The following editorial was published Tuesday by the Fresno Bee.
The NCAA attempted to send a powerful message to Penn State and the rest of college football with the severe penalties handed out in reaction to the child sexual abuse scandal at Penn State.
We understand the NCAA's motives and believe that those involved in the scandal should face criminal charges. But this is a legal issue that should be handled by the criminal justice system not the athletic sanctioning body.
The NCAA penalties reached beyond the traditional sanctions for violating its rules, and held Penn State responsible for failing to protect children.
That conclusion is based on the evidence at hand an investigation headed by former FBI Director Louis Freeh and the trial of convicted child abuser Jerry Sandusky, the former Penn State defensive coach.
But we question the NCAA's authority to punish the football program for the criminal activity of Sandusky and those who are alleged to have covered for him. Those implicated in the Freeh report should have their day in court.
Assuming the Freeh report's conclusions are corroborated in court, those involved in allowing Sandusky to continue abusing children should receive the harshest criminal penalties possible. The legal system will ultimately deal with them, as it has already done in Sandusky's case. He was convicted on 45 counts of child sex abuse. There also will be civil suits against Penn State brought by many of the victims.
The NCAA sanctions include fining Penn State $60 million, instituting a four-year ban on bowl game appearances, taking away scholarships and forcing the university to forfeit victories going back to 1998. The last sanction was a direct shot at the legacy of the late coach Joe Paterno, who was involved in the cover-up according to Freeh.
"Football will never again be placed ahead of educating, nurturing and protecting young people," said NCAA President Mark Emmert, adding that the university must be held to high standards of honesty and integrity.
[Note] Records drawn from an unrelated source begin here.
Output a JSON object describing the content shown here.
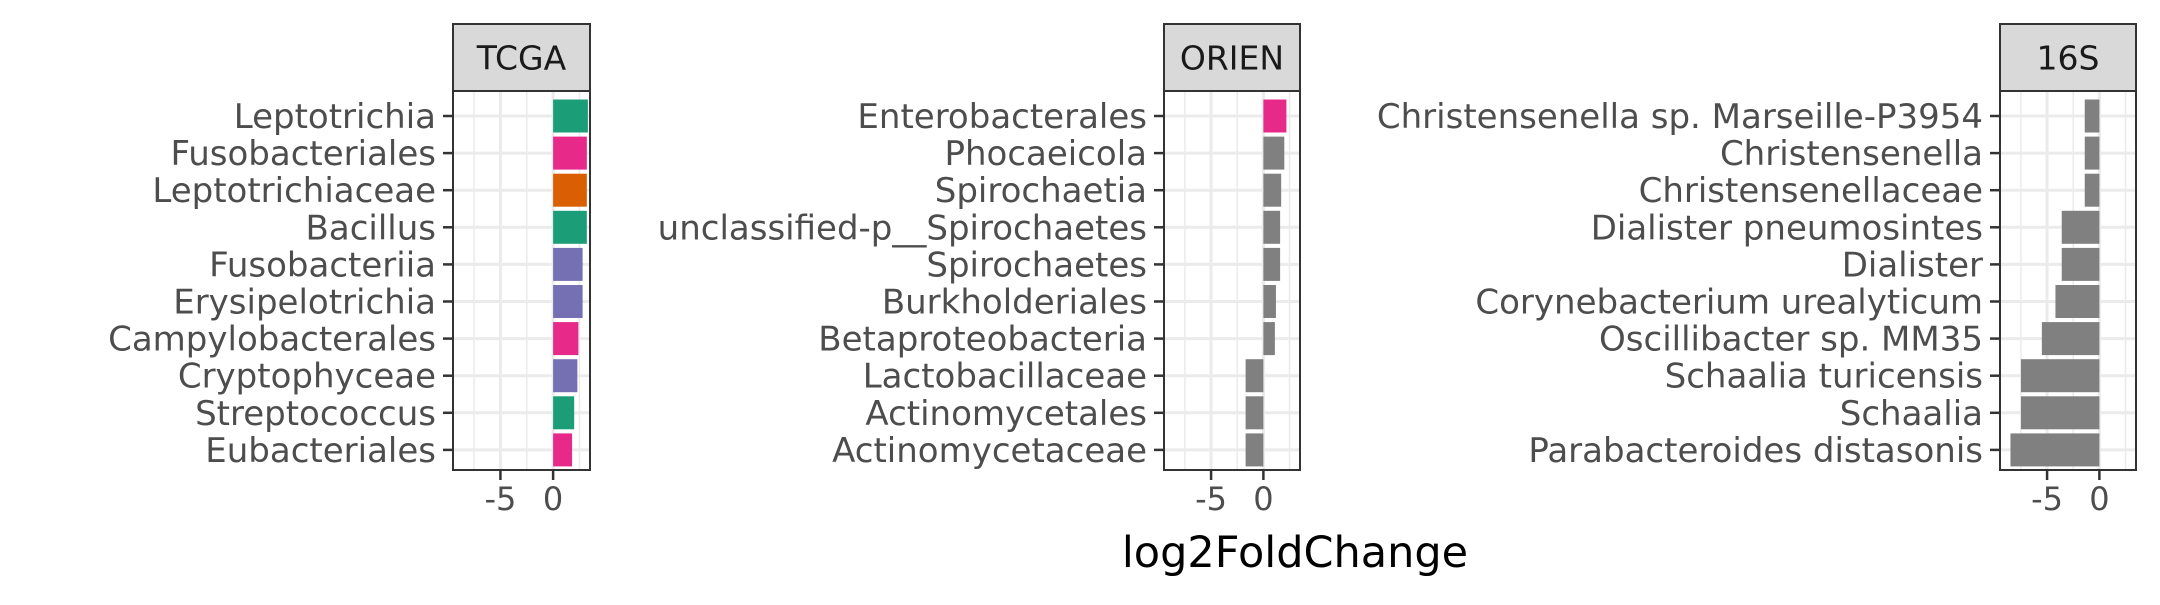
{
  "chart_data": {
    "type": "bar",
    "orientation": "horizontal",
    "xlabel": "log2FoldChange",
    "grid": true,
    "facets": [
      {
        "title": "TCGA",
        "xlim": [
          -9.5,
          3.5
        ],
        "xticks": [
          -5,
          0
        ],
        "xtick_labels": [
          "-5",
          "0"
        ],
        "categories": [
          "Leptotrichia",
          "Fusobacteriales",
          "Leptotrichiaceae",
          "Bacillus",
          "Fusobacteriia",
          "Erysipelotrichia",
          "Campylobacterales",
          "Cryptophyceae",
          "Streptococcus",
          "Eubacteriales"
        ],
        "values": [
          3.3,
          3.2,
          3.2,
          3.2,
          2.8,
          2.8,
          2.4,
          2.3,
          2.0,
          1.8
        ],
        "colors": [
          "#1b9e77",
          "#e7298a",
          "#d95f02",
          "#1b9e77",
          "#7570b3",
          "#7570b3",
          "#e7298a",
          "#7570b3",
          "#1b9e77",
          "#e7298a"
        ]
      },
      {
        "title": "ORIEN",
        "xlim": [
          -9.5,
          3.5
        ],
        "xticks": [
          -5,
          0
        ],
        "xtick_labels": [
          "-5",
          "0"
        ],
        "categories": [
          "Enterobacterales",
          "Phocaeicola",
          "Spirochaetia",
          "unclassified-p__Spirochaetes",
          "Spirochaetes",
          "Burkholderiales",
          "Betaproteobacteria",
          "Lactobacillaceae",
          "Actinomycetales",
          "Actinomycetaceae"
        ],
        "values": [
          2.2,
          2.0,
          1.7,
          1.6,
          1.6,
          1.2,
          1.1,
          -1.7,
          -1.7,
          -1.7
        ],
        "colors": [
          "#e7298a",
          "#808080",
          "#808080",
          "#808080",
          "#808080",
          "#808080",
          "#808080",
          "#808080",
          "#808080",
          "#808080"
        ]
      },
      {
        "title": "16S",
        "xlim": [
          -9.5,
          3.5
        ],
        "xticks": [
          -5,
          0
        ],
        "xtick_labels": [
          "-5",
          "0"
        ],
        "categories": [
          "Christensenella sp. Marseille-P3954",
          "Christensenella",
          "Christensenellaceae",
          "Dialister pneumosintes",
          "Dialister",
          "Corynebacterium urealyticum",
          "Oscillibacter sp. MM35",
          "Schaalia turicensis",
          "Schaalia",
          "Parabacteroides distasonis"
        ],
        "values": [
          -1.4,
          -1.4,
          -1.4,
          -3.6,
          -3.6,
          -4.2,
          -5.5,
          -7.5,
          -7.5,
          -8.5
        ],
        "colors": [
          "#808080",
          "#808080",
          "#808080",
          "#808080",
          "#808080",
          "#808080",
          "#808080",
          "#808080",
          "#808080",
          "#808080"
        ]
      }
    ]
  }
}
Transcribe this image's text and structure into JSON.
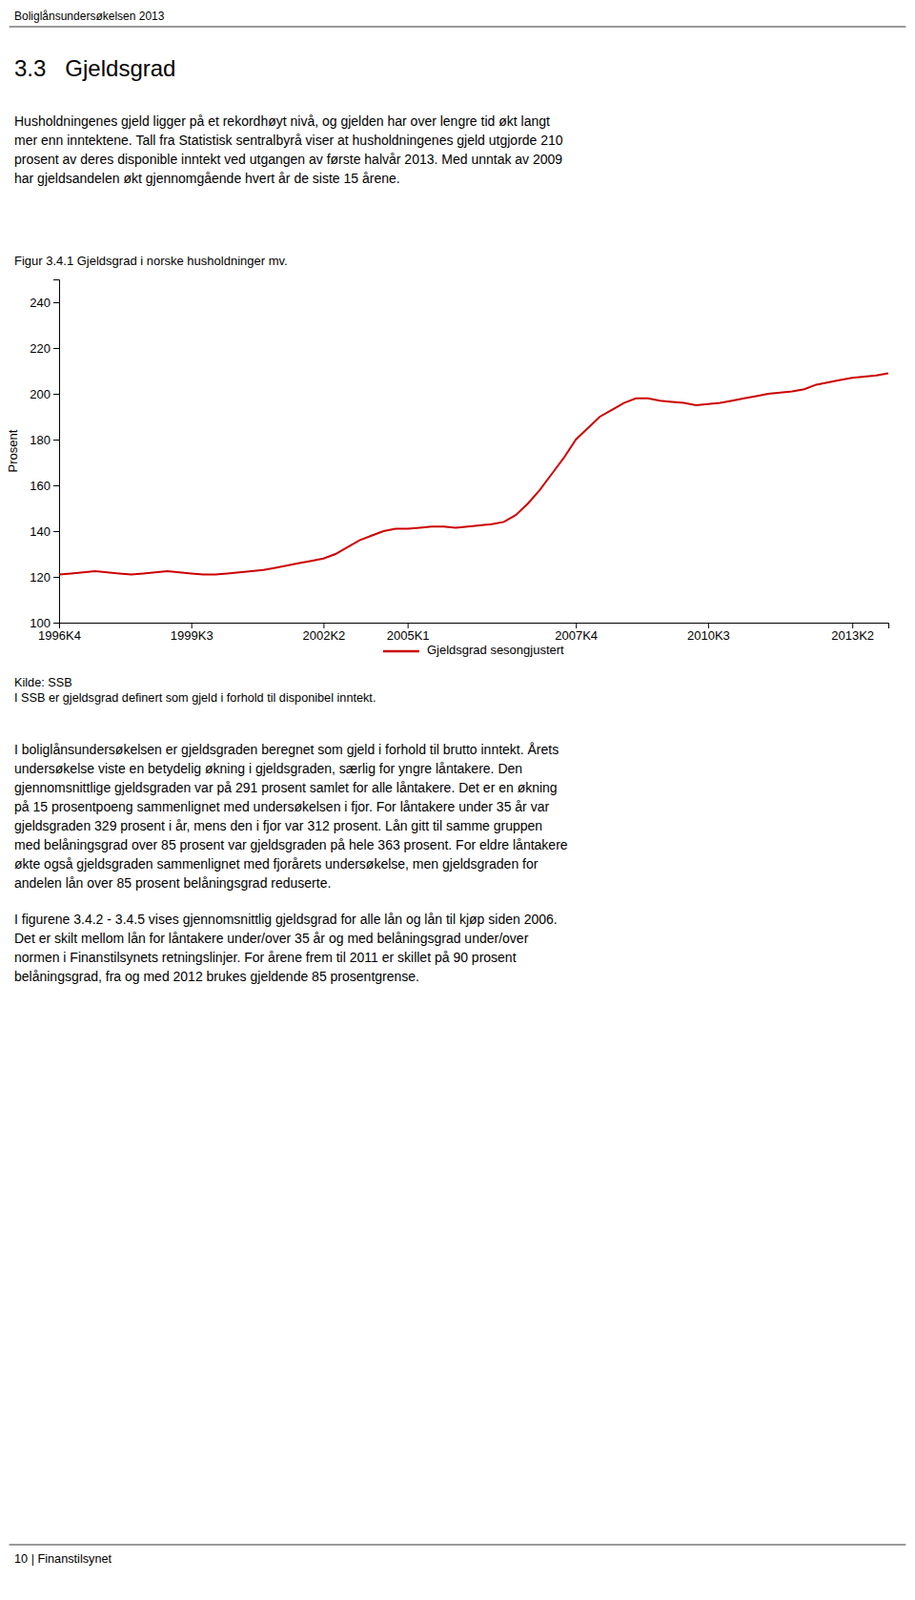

We find it quite self-serving for the NCAA, which has promoted college athletics to the level that allows football and basketball programs to be more significant on college campuses than academics, to now act as if it had no role in the misguided direction college sports has taken. The NCAA has encouraged big-time, high-dollar college athletics, and now is trying to do damage control in the wake of the Sandusky case.
Penn State football became bigger than anything on its campus, including protecting children. That allowed Sandusky to repeat his terrible abuse over many years. Those who allowed him to continue must be held responsible.
It's time for the criminal justice system to act.